Ao tentar justificar sua decisão, Bolsonaro – que é investigado pelo Supremo Tribunal Federal (STF) no inquérito das fake news – disse que o dispositivo poderia “afastar o eleitor do debate político”, “inibir o debate de ideias” e “limitar a concorrência de opiniões”. Sobre o inciso que aumentava a pena para militares envolvidos em crimes contra o Estado de Direito, Bolsonaro, sem dar mais explicações, alegou que a medida violaria “o princípio da proporcionalidade”.
Algumas regras da extinta Lei de Segurança Nacional foram incorporadas ao Código Penal (Decreto Lei nº 2.848, de 1940) em um título que trata dos crimes contra o Estado Democrático de Direito. Os capítulos punem violações à soberania nacional, às instituições democráticas, ao processo eleitoral, aos serviços essenciais e à cidadania.

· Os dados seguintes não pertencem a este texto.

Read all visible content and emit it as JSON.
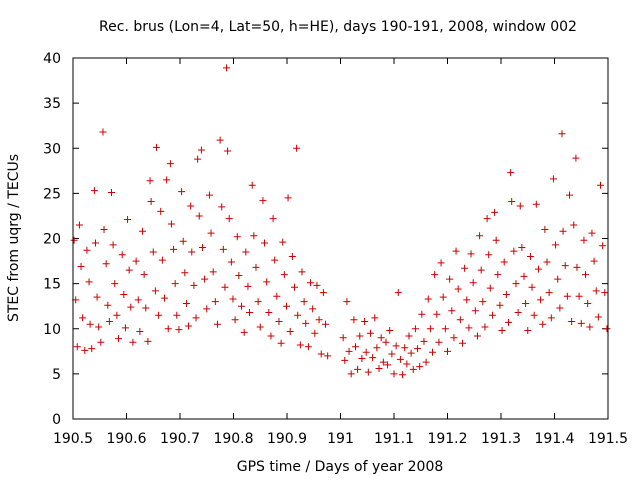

A nova lei tipifica o crime de tentativa de abolição do Estado Democrático de Direito, “impedindo ou restringindo o exercício dos Poderes constitucionais”. Nesse caso, a pena é de prisão de 4 a 8 anos, além da pena correspondente à violência empregada. Já o crime de golpe de Estado propriamente dito – “tentar depor, por meio de violência ou grave ameaça, o governo legitimamente constituído” – gera prisão de 4 a 12 anos, além da pena correspondente à violência.
A nova lei é resultado do projeto de lei (PL) 2.108/2021, que tramitou por 30 anos no Congresso. O texto foi aprovado por deputados em maio e pelos senadores em agosto deste ano. Durante a discussão da matéria no Senado, o relator, Rogério Carvalho (PT-SE), sublinhou que a Lei de Segurança Nacional foi usada pelo atual governo para punir opositores de Bolsonaro.
Levantamento do jornal O Globo mostrou que mais da metade dos inquéritos policiais instaurados com dispositivos da LSN, entre 2010 e 2021, ocorreram no governo Bolsonaro, justamente contra adversários. O número de inquéritos com base na lei aumentou a partir de 2019 e chegou a 51 em 2020.
A revogação da LSN foi defendida no Congresso por ser associada ao período autoritário. Em seu discurso durante a votação, o líder do MDB no Senado, Eduardo Braga (AM), disse que era hora de o Brasil “sepultar” a lei que era um “resquício da ditadura e que não condiz mais com a nossa Constituição”.